試薬Li2S、P2S5、Na2S、LiClを目的組成である(Li5.69Na0.06)PS4.75Cl1.25が得られるように秤量したこと、熱処理温度を550℃とした他は実施例1と同様の処理を行うことで、固体電解質を作製した。固体電解質のX線回折測定を行うことで、固体電解質が目的となるArgyrodite型結晶構造を有していることを確認した。X線回折スペクトルを図3に示す。比較例14のX線回折スペクトルは、上述した位置にピークを有していることがわかる。また、実施例1と同様の方法でIB/IAの値を測定したところ、IB/IAの値は、0.00であった。また、実施例1と同様の方法によりイオン伝導度を測定した。室温でのイオン伝導度は5.1×10-3S/cmであった。また、実施例1と同様の方法により活性化エネルギーを算出したところ、活性化エネルギーは、34.0kJ/molであった。

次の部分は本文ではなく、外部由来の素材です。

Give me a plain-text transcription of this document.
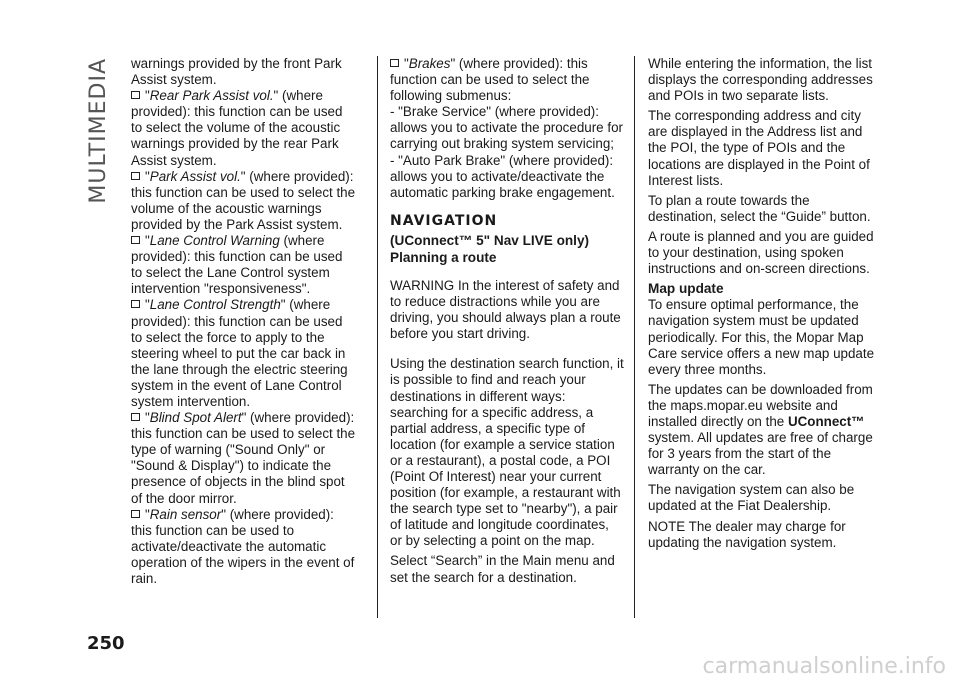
MULTIMEDIA warnings provided by the front Park Assist system.

"Rear Park Assist vol." (where provided): this function can be used to select the volume of the acoustic warnings provided by the rear Park Assist system.

"Park Assist vol." (where provided): this function can be used to select the volume of the acoustic warnings provided by the Park Assist system.

"Lane Control Warning (where provided): this function can be used to select the Lane Control system intervention "responsiveness".

"Lane Control Strength" (where provided): this function can be used to select the force to apply to the steering wheel to put the car back in the lane through the electric steering system in the event of Lane Control system intervention.

"Blind Spot Alert" (where provided): this function can be used to select the type of warning ("Sound Only" or "Sound & Display") to indicate the presence of objects in the blind spot of the door mirror.

"Rain sensor" (where provided): this function can be used to activate/deactivate the automatic operation of the wipers in the event of rain.

"Brakes" (where provided): this function can be used to select the following submenus:

- "Brake Service" (where provided): allows you to activate the procedure for carrying out braking system servicing;

- "Auto Park Brake" (where provided): allows you to activate/deactivate the automatic parking brake engagement.

NAVIGATION

(UConnect™ 5" Nav LIVE only)

Planning a route

WARNING In the interest of safety and to reduce distractions while you are driving, you should always plan a route before you start driving.

Using the destination search function, it is possible to find and reach your destinations in different ways: searching for a specific address, a partial address, a specific type of location (for example a service station or a restaurant), a postal code, a POI (Point Of Interest) near your current position (for example, a restaurant with the search type set to "nearby"), a pair of latitude and longitude coordinates, or by selecting a point on the map.

Select “Search” in the Main menu and set the search for a destination.

While entering the information, the list displays the corresponding addresses and POIs in two separate lists.

The corresponding address and city are displayed in the Address list and the POI, the type of POIs and the locations are displayed in the Point of Interest lists.

To plan a route towards the destination, select the “Guide” button.

A route is planned and you are guided to your destination, using spoken instructions and on-screen directions.

Map update

To ensure optimal performance, the navigation system must be updated periodically. For this, the Mopar Map Care service offers a new map update every three months.

The updates can be downloaded from the maps.mopar.eu website and installed directly on the UConnect™ system. All updates are free of charge for 3 years from the start of the warranty on the car.

The navigation system can also be updated at the Fiat Dealership.

NOTE The dealer may charge for updating the navigation system.

250
carmanualsonline.info
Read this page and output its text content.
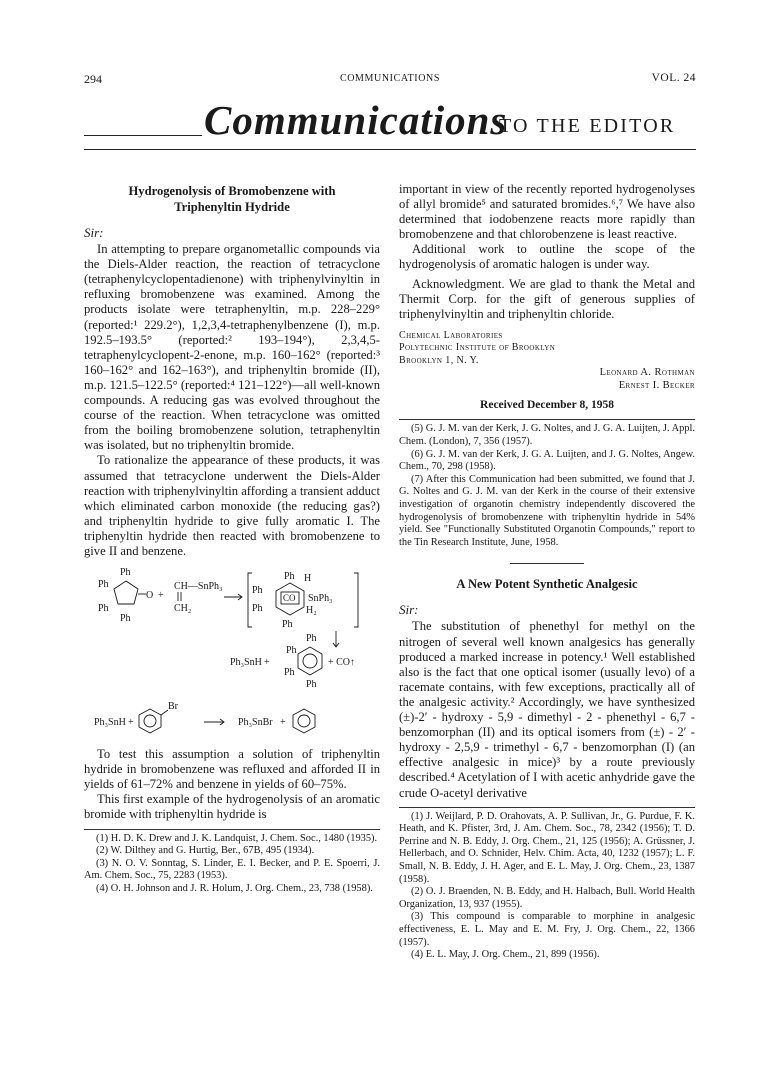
294	COMMUNICATIONS	VOL. 24
Communications
TO THE EDITOR
Hydrogenolysis of Bromobenzene with
Triphenyltin Hydride

Sir:

In attempting to prepare organometallic compounds via the Diels-Alder reaction, the reaction of tetracyclone (tetraphenylcyclopentadienone) with triphenylvinyltin in refluxing bromobenzene was examined. Among the products isolate were tetraphenyltin, m.p. 228–229° (reported:¹ 229.2°), 1,2,3,4-tetraphenylbenzene (I), m.p. 192.5–193.5° (reported:² 193–194°), 2,3,4,5-tetraphenylcyclopent-2-enone, m.p. 160–162° (reported:³ 160–162° and 162–163°), and triphenyltin bromide (II), m.p. 121.5–122.5° (reported:⁴ 121–122°)—all well-known compounds. A reducing gas was evolved throughout the course of the reaction. When tetracyclone was omitted from the boiling bromobenzene solution, tetraphenyltin was isolated, but no triphenyltin bromide.

To rationalize the appearance of these products, it was assumed that tetracyclone underwent the Diels-Alder reaction with triphenylvinyltin affording a transient adduct which eliminated carbon monoxide (the reducing gas?) and triphenyltin hydride to give fully aromatic I. The triphenyltin hydride then reacted with bromobenzene to give II and benzene.

Ph
Ph
Ph
Ph
O +
CH—SnPh₃
CH₂
Ph H
Ph
CO SnPh₃
Ph	H₂
Ph
Ph₃SnH +
Ph
Ph
Ph
Ph
+ CO↑
Ph₃SnH +
Br
Ph₃SnBr +

To test this assumption a solution of triphenyltin hydride in bromobenzene was refluxed and afforded II in yields of 61–72% and benzene in yields of 60–75%.

This first example of the hydrogenolysis of an aromatic bromide with triphenyltin hydride is

(1) H. D. K. Drew and J. K. Landquist, J. Chem. Soc., 1480 (1935).

(2) W. Dilthey and G. Hurtig, Ber., 67B, 495 (1934).

(3) N. O. V. Sonntag, S. Linder, E. I. Becker, and P. E. Spoerri, J. Am. Chem. Soc., 75, 2283 (1953).

(4) O. H. Johnson and J. R. Holum, J. Org. Chem., 23, 738 (1958).

important in view of the recently reported hydrogenolyses of allyl bromide⁵ and saturated bromides.⁶,⁷ We have also determined that iodobenzene reacts more rapidly than bromobenzene and that chlorobenzene is least reactive.

Additional work to outline the scope of the hydrogenolysis of aromatic halogen is under way.

Acknowledgment. We are glad to thank the Metal and Thermit Corp. for the gift of generous supplies of triphenylvinyltin and triphenyltin chloride.

Chemical Laboratories
Polytechnic Institute of Brooklyn
Brooklyn 1, N. Y.
Leonard A. Rothman
Ernest I. Becker
Received December 8, 1958

(5) G. J. M. van der Kerk, J. G. Noltes, and J. G. A. Luijten, J. Appl. Chem. (London), 7, 356 (1957).

(6) G. J. M. van der Kerk, J. G. A. Luijten, and J. G. Noltes, Angew. Chem., 70, 298 (1958).

(7) After this Communication had been submitted, we found that J. G. Noltes and G. J. M. van der Kerk in the course of their extensive investigation of organotin chemistry independently discovered the hydrogenolysis of bromobenzene with triphenyltin hydride in 54% yield. See "Functionally Substituted Organotin Compounds," report to the Tin Research Institute, June, 1958.

A New Potent Synthetic Analgesic

Sir:

The substitution of phenethyl for methyl on the nitrogen of several well known analgesics has generally produced a marked increase in potency.¹ Well established also is the fact that one optical isomer (usually levo) of a racemate contains, with few exceptions, practically all of the analgesic activity.² Accordingly, we have synthesized (±)-2′ - hydroxy - 5,9 - dimethyl - 2 - phenethyl - 6,7 - benzomorphan (II) and its optical isomers from (±) - 2′ - hydroxy - 2,5,9 - trimethyl - 6,7 - benzomorphan (I) (an effective analgesic in mice)³ by a route previously described.⁴ Acetylation of I with acetic anhydride gave the crude O-acetyl derivative

(1) J. Weijlard, P. D. Orahovats, A. P. Sullivan, Jr., G. Purdue, F. K. Heath, and K. Pfister, 3rd, J. Am. Chem. Soc., 78, 2342 (1956); T. D. Perrine and N. B. Eddy, J. Org. Chem., 21, 125 (1956); A. Grüssner, J. Hellerbach, and O. Schnider, Helv. Chim. Acta, 40, 1232 (1957); L. F. Small, N. B. Eddy, J. H. Ager, and E. L. May, J. Org. Chem., 23, 1387 (1958).

(2) O. J. Braenden, N. B. Eddy, and H. Halbach, Bull. World Health Organization, 13, 937 (1955).

(3) This compound is comparable to morphine in analgesic effectiveness, E. L. May and E. M. Fry, J. Org. Chem., 22, 1366 (1957).

(4) E. L. May, J. Org. Chem., 21, 899 (1956).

実施例および比較例を対比すると、本実施形態に係る固体電解質の要件を満たす実施例では、固体電解質のイオン伝導度が高く、かつ活性化エネルギーが低くなる(いずれも30kJ/mol未満)ことが明らかになった。一方で、比較例では、本実施形態に係る固体電解質の要件を満たさない。これらの比較例では、イオン伝導度がある程度高くなったものの、活性化エネルギーが高くなった(いずれも30kJ/mol超)。したがって、実施例に係る固体電解質は、いずれも広い温度範囲で高い特性を発揮することが期待できる。
10 正極層
11 正極集電体
12 正極活物質層
20 負極層
21 負極集電体
22 負極活物質層
30 固体電解質層
Claims (5)
- 以下の組成式(1)で示される組成を有し、
Li7-xPS6-xBrx (1.2<x<1.75) (1)
Argyrodite型結晶構造を有し、
CuKα線を用いたX線回折測定によって得られるX線回折スペクトルが、少なくとも2θ=29.65°±0.50°の位置にピークを有し、
前記2θ=29.65°±0.50°のピーク強度をIAとし、2θ=28.0°±0.5°のピーク強度をIBとした場合に、IB/IAの値が0.5未満であることを特徴とする、全固体二次電池用固体電解質。 - 前記X線回折スペクトルが、2θ=25.16°±0.50°、29.65°±0.50°、30.94°±0.50°、44.36°±0.50°、47.22°±0.50°、51.75°±0.50°の位置にピークを有することを特徴とする、請求項1記載の全固体二次電池用固体電解質。
- 請求項1または2記載の全固体二次電池用固体電解質を含むことを特徴とする、全固体二次電池。
- 請求項1または2記載の全固体二次電池用固体電解質を製造する固体電解質の製造方法であって、
メカニカルミリング処理によりLi2S、P2S5、およびLiBrを前記組成式(1)に相当する混合比で混合することで、ガラス体を得る工程と、
前記ガラス体を当該ガラス体のガラス転移点以上の温度で熱処理することで固体電解質を得る工程と、を含むことを特徴とする、固体電解質の製造方法。 - 前記メカニカルミリング処理が、遊星型ボールミルを用いて、50~600回転/分、0.1~50時間、1~100kWh/原料混合物1kgの条件下で行われることを特徴とする、請求項4記載の固体電解質の製造方法。